What helps keep your spirits up?
You should SEE these three cats living it up in the Winnebago. It’s like a new adventure movie every day that would make even Scrooge laugh like a hyena. Moreover, each place I have chosen to live for a few months at a time has been breathtakingly beautiful and intentionally peaceful. Absent this sarcoma diagnosis, I’d still be working 60 or 70 hours a week and not stopping to smell all the flowers I have smelled this year.
I have smelled more flowers in the last year than in the previous twenty combined. I could very well be the happiest high grade sarcoma person with lung nodules on this planet because I’m spending every minute of each day doing only things that make me happy. Up until last year I was unable to live like that.
What gives you hope during this time?
I’ll begin this last question by saying that while no time is a good time to get a sarcoma diagnosis, these days it’s far better than even twenty years ago. More research has been funded in the last ten years than in the eighty years before those ten...combined. There are far more options today than there were in 2000 and there will be far more options five years from now when all these Phase II and Phase III studies finish. Roughly 65% of sarcoma patients are going to get their diagnosis and find out it’s either low grade or treatable or relatively easy to manage. If that’s you, two or three years from now, all this will be in your rear view mirror; a distant memory. I’ve had thirteen major surgeries since 2010 and they get easier and easier to heal from as you go. Pinky swear. Shane Falco, gloriously overacted by Keanu Reeves in “The Replacements”, was not lying when he said “pain heals, significant others dig scars, glory lasts forever.” You’re going to be A-OK at the end of this.
Then there are those of us sarcoma patients who present with a relatively terminal histology. We get this blessing of knowing that we have a shelf life so that we can live life to the fullest each and every day for however long we have. Doing, quite literally, everything that makes us happy each day with a certain enhanced acuity that we didn’t have before they read us that pathology report. Life is richer, laughter sounds better, music sounds more harmonic, beauty looks more extraordinary, etc. Even my cats feel better when they make the nightly cat pile under my left arm. Unlike a car wreck, we get to orchestrate precisely how our final months/years are and experience them more deeply.

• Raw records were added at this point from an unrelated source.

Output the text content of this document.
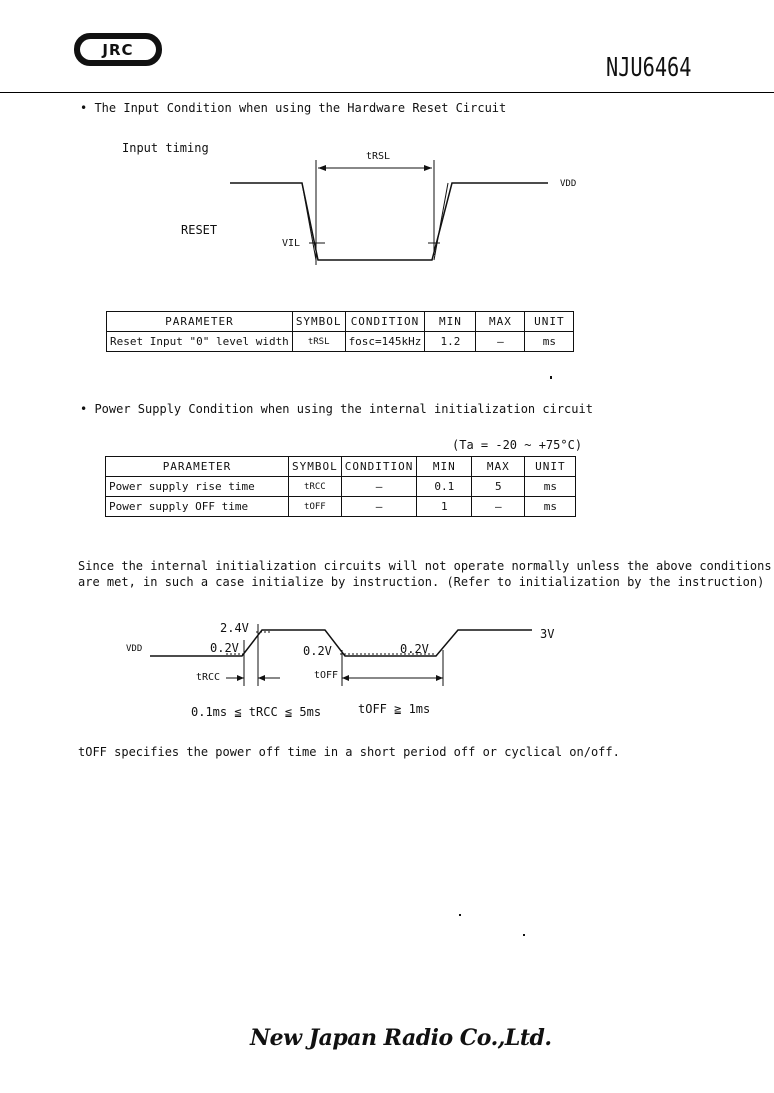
JRC
NJU6464
• The Input Condition when using the Hardware Reset Circuit
Input timing
RESET
tRSL
VDD
VIL
PARAMETER	SYMBOL	CONDITION	MIN	MAX	UNIT
Reset Input "0" level width	tRSL	fosc=145kHz	1.2	—	ms
• Power Supply Condition when using the internal initialization circuit
(Ta = -20 ~ +75°C)
PARAMETER	SYMBOL	CONDITION	MIN	MAX	UNIT
Power supply rise time	tRCC	—	0.1	5	ms
Power supply OFF time	tOFF	—	1	—	ms
Since the internal initialization circuits will not operate normally unless the above conditions
are met, in such a case initialize by instruction. (Refer to initialization by the instruction)
VDD
2.4V
0.2V	0.2V	0.2V
3V
tRCC	tOFF
0.1ms ≦ tRCC ≦ 5ms	tOFF ≧ 1ms
tOFF specifies the power off time in a short period off or cyclical on/off.
New Japan Radio Co.,Ltd.
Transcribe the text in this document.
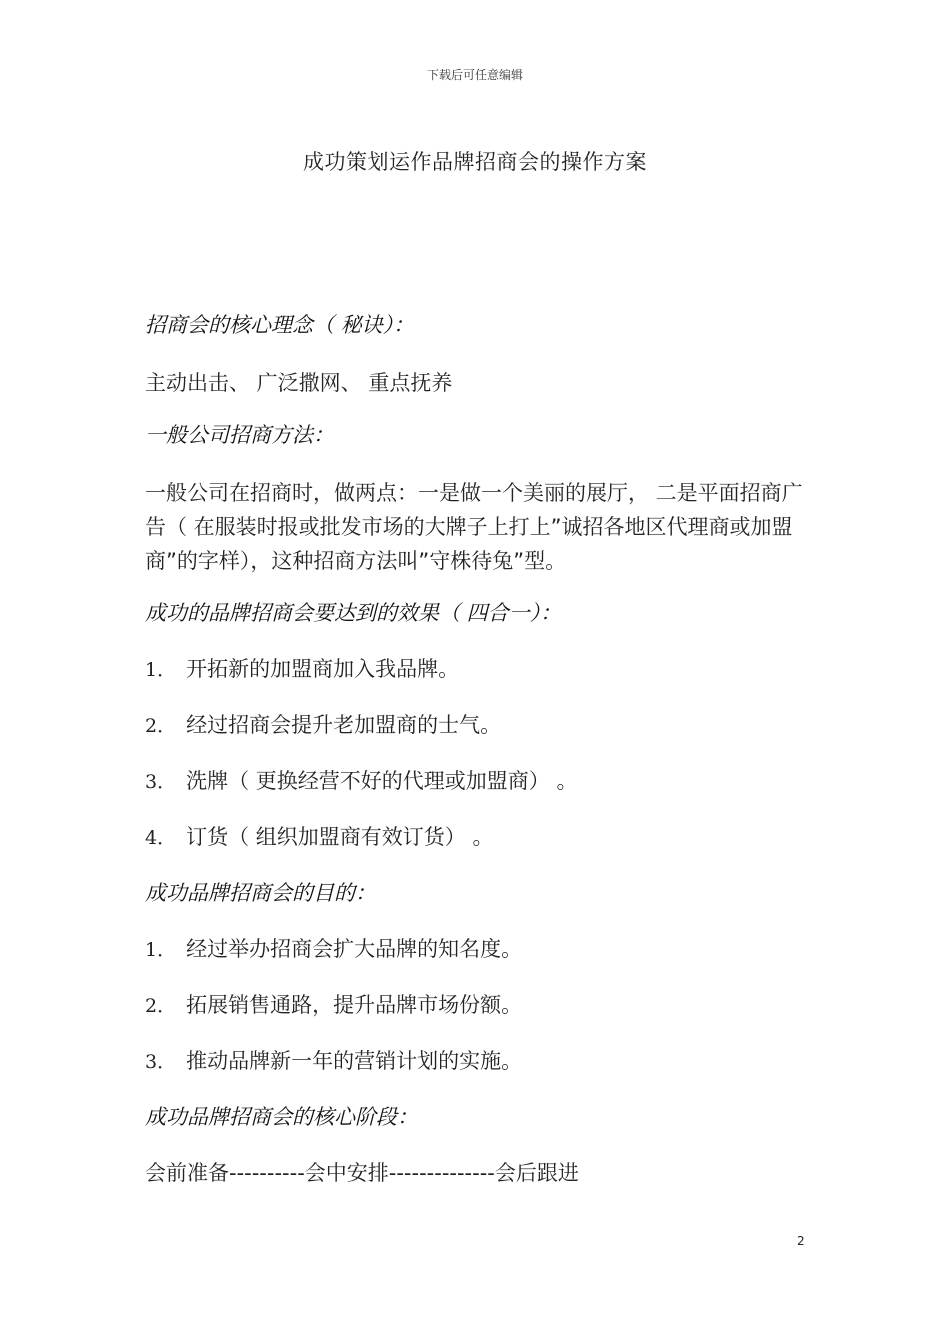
下载后可任意编辑
成功策划运作品牌招商会的操作方案
招商会的核心理念（ 秘诀）：
主动出击、 广泛撒网、 重点抚养
一般公司招商方法：
一般公司在招商时，做两点：一是做一个美丽的展厅， 二是平面招商广告（ 在服装时报或批发市场的大牌子上打上”诚招各地区代理商或加盟商”的字样），这种招商方法叫”守株待兔”型。
成功的品牌招商会要达到的效果（ 四合一）：
1． 开拓新的加盟商加入我品牌。
2． 经过招商会提升老加盟商的士气。
3． 洗牌（ 更换经营不好的代理或加盟商） 。
4． 订货（ 组织加盟商有效订货） 。
成功品牌招商会的目的：
1． 经过举办招商会扩大品牌的知名度。
2． 拓展销售通路，提升品牌市场份额。
3． 推动品牌新一年的营销计划的实施。
成功品牌招商会的核心阶段：
会前准备----------会中安排--------------会后跟进
2
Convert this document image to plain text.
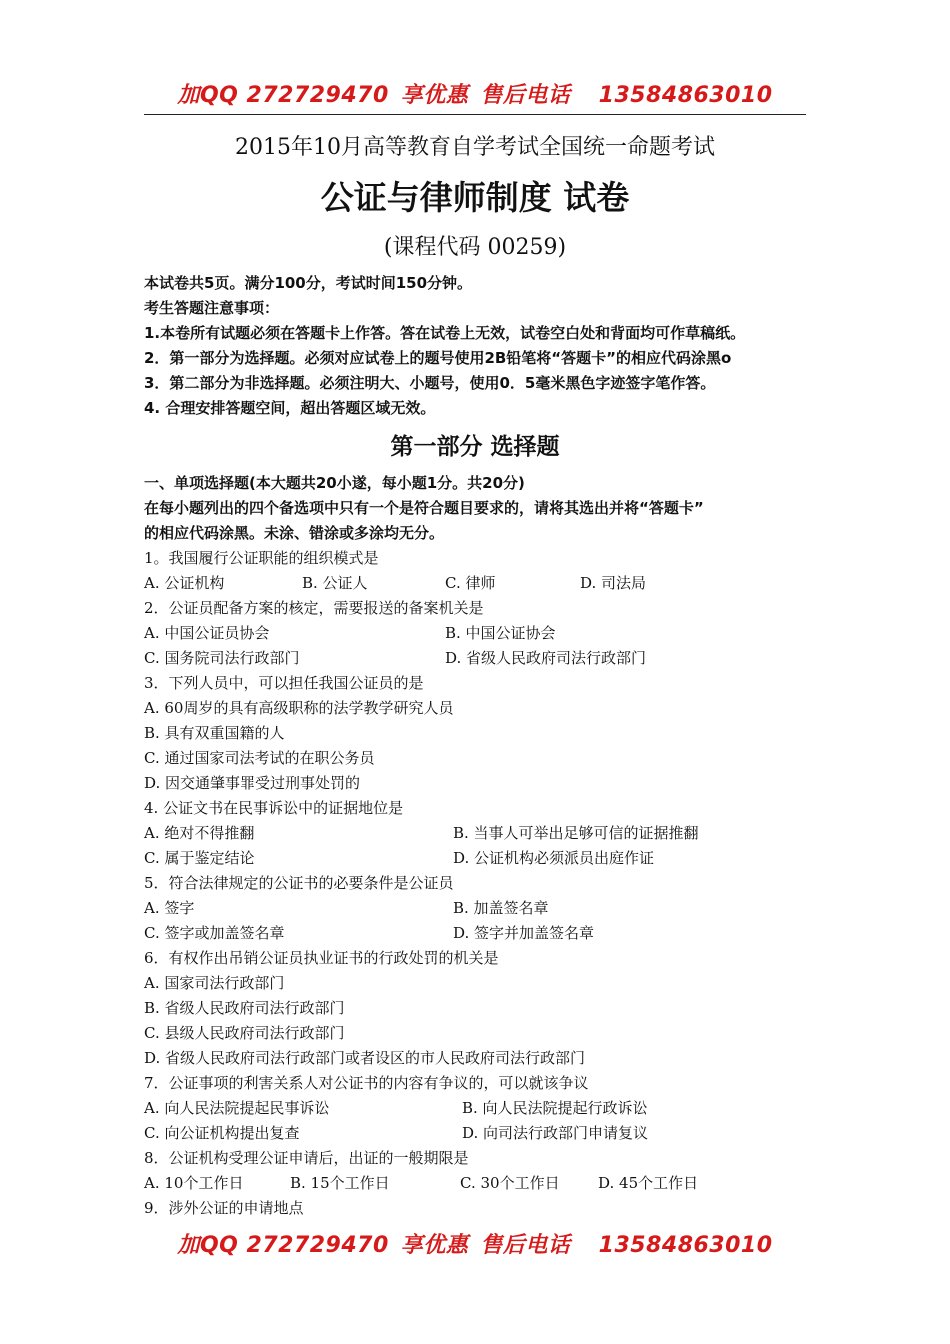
加QQ 272729470 享优惠 售后电话 13584863010
2015年10月高等教育自学考试全国统一命题考试
公证与律师制度 试卷
(课程代码 00259)
本试卷共5页。满分100分，考试时间150分钟。
考生答题注意事项：
1.本卷所有试题必须在答题卡上作答。答在试卷上无效，试卷空白处和背面均可作草稿纸。
2．第一部分为选择题。必须对应试卷上的题号使用2B铅笔将“答题卡”的相应代码涂黑o
3．第二部分为非选择题。必须注明大、小题号，使用0．5毫米黑色字迹签字笔作答。
4. 合理安排答题空间，超出答题区域无效。
第一部分 选择题
一、单项选择题(本大题共20小遂，每小题1分。共20分)
在每小题列出的四个备选项中只有一个是符合题目要求的，请将其选出并将“答题卡”
的相应代码涂黑。未涂、错涂或多涂均无分。
1。我国履行公证职能的组织模式是
A. 公证机构	B. 公证人	C. 律师	D. 司法局
2．公证员配备方案的核定，需要报送的备案机关是
A. 中国公证员协会	B. 中国公证协会
C. 国务院司法行政部门	D. 省级人民政府司法行政部门
3．下列人员中，可以担任我国公证员的是
A. 60周岁的具有高级职称的法学教学研究人员
B. 具有双重国籍的人
C. 通过国家司法考试的在职公务员
D. 因交通肇事罪受过刑事处罚的
4. 公证文书在民事诉讼中的证据地位是
A. 绝对不得推翻	B. 当事人可举出足够可信的证据推翻
C. 属于鉴定结论	D. 公证机构必须派员出庭作证
5．符合法律规定的公证书的必要条件是公证员
A. 签字	B. 加盖签名章
C. 签字或加盖签名章	D. 签字并加盖签名章
6．有权作出吊销公证员执业证书的行政处罚的机关是
A. 国家司法行政部门
B. 省级人民政府司法行政部门
C. 县级人民政府司法行政部门
D. 省级人民政府司法行政部门或者设区的市人民政府司法行政部门
7．公证事项的利害关系人对公证书的内容有争议的，可以就该争议
A. 向人民法院提起民事诉讼	B. 向人民法院提起行政诉讼
C. 向公证机构提出复查	D. 向司法行政部门申请复议
8．公证机构受理公证申请后，出证的一般期限是
A. 10个工作日	B. 15个工作日	C. 30个工作日	D. 45个工作日
9．涉外公证的申请地点
加QQ 272729470 享优惠 售后电话 13584863010
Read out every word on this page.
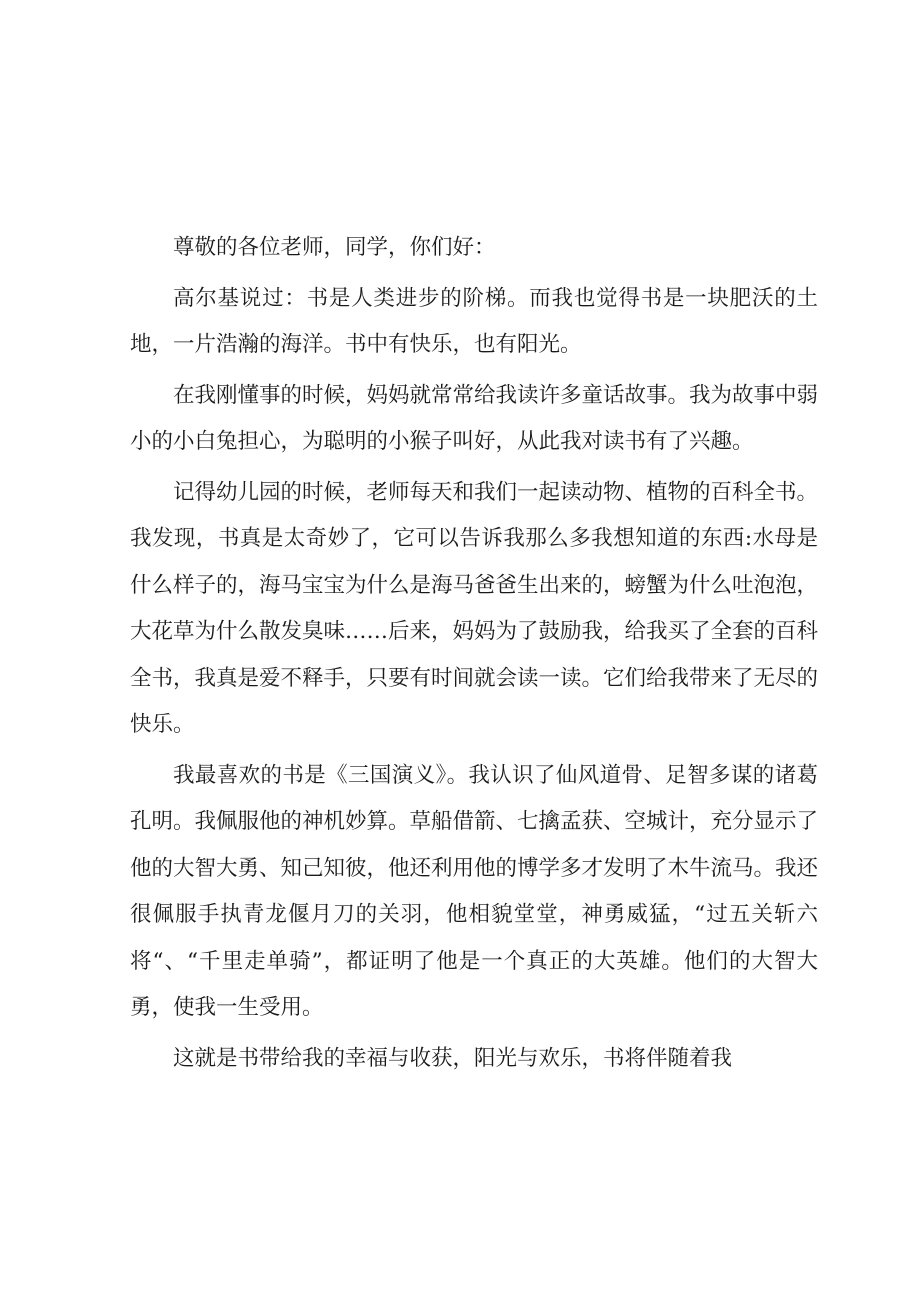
尊敬的各位老师，同学，你们好：

高尔基说过：书是人类进步的阶梯。而我也觉得书是一块肥沃的土地，一片浩瀚的海洋。书中有快乐，也有阳光。

在我刚懂事的时候，妈妈就常常给我读许多童话故事。我为故事中弱小的小白兔担心，为聪明的小猴子叫好，从此我对读书有了兴趣。

记得幼儿园的时候，老师每天和我们一起读动物、植物的百科全书。我发现，书真是太奇妙了，它可以告诉我那么多我想知道的东西:水母是什么样子的，海马宝宝为什么是海马爸爸生出来的，螃蟹为什么吐泡泡，大花草为什么散发臭味……后来，妈妈为了鼓励我，给我买了全套的百科全书，我真是爱不释手，只要有时间就会读一读。它们给我带来了无尽的快乐。

我最喜欢的书是《三国演义》。我认识了仙风道骨、足智多谋的诸葛孔明。我佩服他的神机妙算。草船借箭、七擒孟获、空城计，充分显示了他的大智大勇、知己知彼，他还利用他的博学多才发明了木牛流马。我还很佩服手执青龙偃月刀的关羽，他相貌堂堂，神勇威猛，“过五关斩六将“、“千里走单骑”，都证明了他是一个真正的大英雄。他们的大智大勇，使我一生受用。

这就是书带给我的幸福与收获，阳光与欢乐，书将伴随着我
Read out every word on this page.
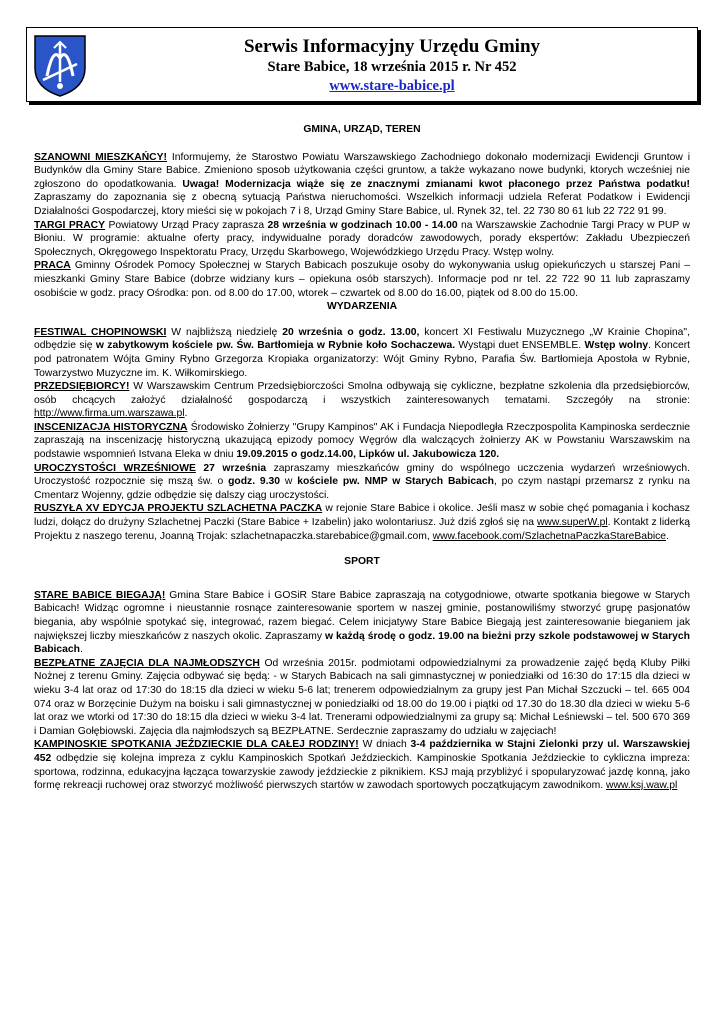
Serwis Informacyjny Urzędu Gminy
Stare Babice, 18 września 2015 r. Nr 452
www.stare-babice.pl

GMINA, URZĄD, TEREN

SZANOWNI MIESZKAŃCY! Informujemy, że Starostwo Powiatu Warszawskiego Zachodniego dokonało modernizacji Ewidencji Gruntow i Budynków dla Gminy Stare Babice. Zmieniono sposob użytkowania części gruntow, a także wykazano nowe budynki, ktorych wcześniej nie zgłoszono do opodatkowania. Uwaga! Modernizacja wiąże się ze znacznymi zmianami kwot płaconego przez Państwa podatku! Zapraszamy do zapoznania się z obecną sytuacją Państwa nieruchomości. Wszelkich informacji udziela Referat Podatkow i Ewidencji Działalności Gospodarczej, ktory mieści się w pokojach 7 i 8, Urząd Gminy Stare Babice, ul. Rynek 32, tel. 22 730 80 61 lub 22 722 91 99.

TARGI PRACY Powiatowy Urząd Pracy zaprasza 28 września w godzinach 10.00 - 14.00 na Warszawskie Zachodnie Targi Pracy w PUP w Błoniu. W programie: aktualne oferty pracy, indywidualne porady doradców zawodowych, porady ekspertów: Zakładu Ubezpieczeń Społecznych, Okręgowego Inspektoratu Pracy, Urzędu Skarbowego, Wojewódzkiego Urzędu Pracy. Wstęp wolny.

PRACA Gminny Ośrodek Pomocy Społecznej w Starych Babicach poszukuje osoby do wykonywania usług opiekuńczych u starszej Pani – mieszkanki Gminy Stare Babice (dobrze widziany kurs – opiekuna osób starszych). Informacje pod nr tel. 22 722 90 11 lub zapraszamy osobiście w godz. pracy Ośrodka: pon. od 8.00 do 17.00, wtorek – czwartek od 8.00 do 16.00, piątek od 8.00 do 15.00.

WYDARZENIA

FESTIWAL CHOPINOWSKI W najbliższą niedzielę 20 września o godz. 13.00, koncert XI Festiwalu Muzycznego „W Krainie Chopina", odbędzie się w zabytkowym kościele pw. Św. Bartłomieja w Rybnie koło Sochaczewa. Wystąpi duet ENSEMBLE. Wstęp wolny. Koncert pod patronatem Wójta Gminy Rybno Grzegorza Kropiaka organizatorzy: Wójt Gminy Rybno, Parafia Św. Bartłomieja Apostoła w Rybnie, Towarzystwo Muzyczne im. K. Wiłkomirskiego.

PRZEDSIĘBIORCY! W Warszawskim Centrum Przedsiębiorczości Smolna odbywają się cykliczne, bezpłatne szkolenia dla przedsiębiorców, osób chcących założyć działalność gospodarczą i wszystkich zainteresowanych tematami. Szczegóły na stronie: http://www.firma.um.warszawa.pl.

INSCENIZACJA HISTORYCZNA Środowisko Żołnierzy "Grupy Kampinos" AK i Fundacja Niepodległa Rzeczpospolita Kampinoska serdecznie zapraszają na inscenizację historyczną ukazującą epizody pomocy Węgrów dla walczących żołnierzy AK w Powstaniu Warszawskim na podstawie wspomnień Istvana Eleka w dniu 19.09.2015 o godz.14.00, Lipków ul. Jakubowicza 120.

UROCZYSTOŚCI WRZEŚNIOWE 27 września zapraszamy mieszkańców gminy do wspólnego uczczenia wydarzeń wrześniowych. Uroczystość rozpocznie się mszą św. o godz. 9.30 w kościele pw. NMP w Starych Babicach, po czym nastąpi przemarsz z rynku na Cmentarz Wojenny, gdzie odbędzie się dalszy ciąg uroczystości.

RUSZYŁA XV EDYCJA PROJEKTU SZLACHETNA PACZKA w rejonie Stare Babice i okolice. Jeśli masz w sobie chęć pomagania i kochasz ludzi, dołącz do drużyny Szlachetnej Paczki (Stare Babice + Izabelin) jako wolontariusz. Już dziś zgłoś się na www.superW.pl. Kontakt z liderką Projektu z naszego terenu, Joanną Trojak: szlachetnapaczka.starebabice@gmail.com, www.facebook.com/SzlachetnaPaczkaStareBabice.

SPORT

STARE BABICE BIEGAJĄ! Gmina Stare Babice i GOSiR Stare Babice zapraszają na cotygodniowe, otwarte spotkania biegowe w Starych Babicach! Widząc ogromne i nieustannie rosnące zainteresowanie sportem w naszej gminie, postanowiliśmy stworzyć grupę pasjonatów biegania, aby wspólnie spotykać się, integrować, razem biegać. Celem inicjatywy Stare Babice Biegają jest zainteresowanie bieganiem jak największej liczby mieszkańców z naszych okolic. Zapraszamy w każdą środę o godz. 19.00 na bieżni przy szkole podstawowej w Starych Babicach.

BEZPŁATNE ZAJĘCIA DLA NAJMŁODSZYCH Od września 2015r. podmiotami odpowiedzialnymi za prowadzenie zajęć będą Kluby Piłki Nożnej z terenu Gminy. Zajęcia odbywać się będą: - w Starych Babicach na sali gimnastycznej w poniedziałki od 16:30 do 17:15 dla dzieci w wieku 3-4 lat oraz od 17:30 do 18:15 dla dzieci w wieku 5-6 lat; trenerem odpowiedzialnym za grupy jest Pan Michał Szczucki – tel. 665 004 074 oraz w Borzęcinie Dużym na boisku i sali gimnastycznej w poniedziałki od 18.00 do 19.00 i piątki od 17.30 do 18.30 dla dzieci w wieku 5-6 lat oraz we wtorki od 17:30 do 18:15 dla dzieci w wieku 3-4 lat. Trenerami odpowiedzialnymi za grupy są: Michał Leśniewski – tel. 500 670 369 i Damian Gołębiowski. Zajęcia dla najmłodszych są BEZPŁATNE. Serdecznie zapraszamy do udziału w zajęciach!

KAMPINOSKIE SPOTKANIA JEŹDZIECKIE DLA CAŁEJ RODZINY! W dniach 3-4 października w Stajni Zielonki przy ul. Warszawskiej 452 odbędzie się kolejna impreza z cyklu Kampinoskich Spotkań Jeździeckich. Kampinoskie Spotkania Jeździeckie to cykliczna impreza: sportowa, rodzinna, edukacyjna łącząca towarzyskie zawody jeździeckie z piknikiem. KSJ mają przybliżyć i spopularyzować jazdę konną, jako formę rekreacji ruchowej oraz stworzyć możliwość pierwszych startów w zawodach sportowych początkującym zawodnikom. www.ksj.waw.pl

That’s pretty cool.
As mentioned previously, knowing that given a long enough time horizon, this journey I am on now, regardless of how quickly it ends, is going to have a positive impact on others. It may be Not Today, Sarcoma kicking in a million dollars to the Wendy Walk over the next ten years and Wendy Walk funds a tangential study that finds a cure that helps kids with Ewing’s. Or it may be a few hundred dogs and cats finding new homes through Best Friends because the profits from my book allowed Best Friends to take in extra abandoned pets.
Or it may be forty or fifty Last Mile graduates find jobs when they get out of prison because my friends or friends of those friends heard about The Last Mile through reading about my cancer. Maybe people reading my sarcoma story look up “The Last Mile Chris Redlitz” and hire someone from The Last Mile next month? In a perfect world, it will be all three of these. Those potential outcomes of this disease gives me a great deal of hope. I’m a big silver linings person. Best of luck with your own personal sarcoma journey and I hope you have day after day of silver linings.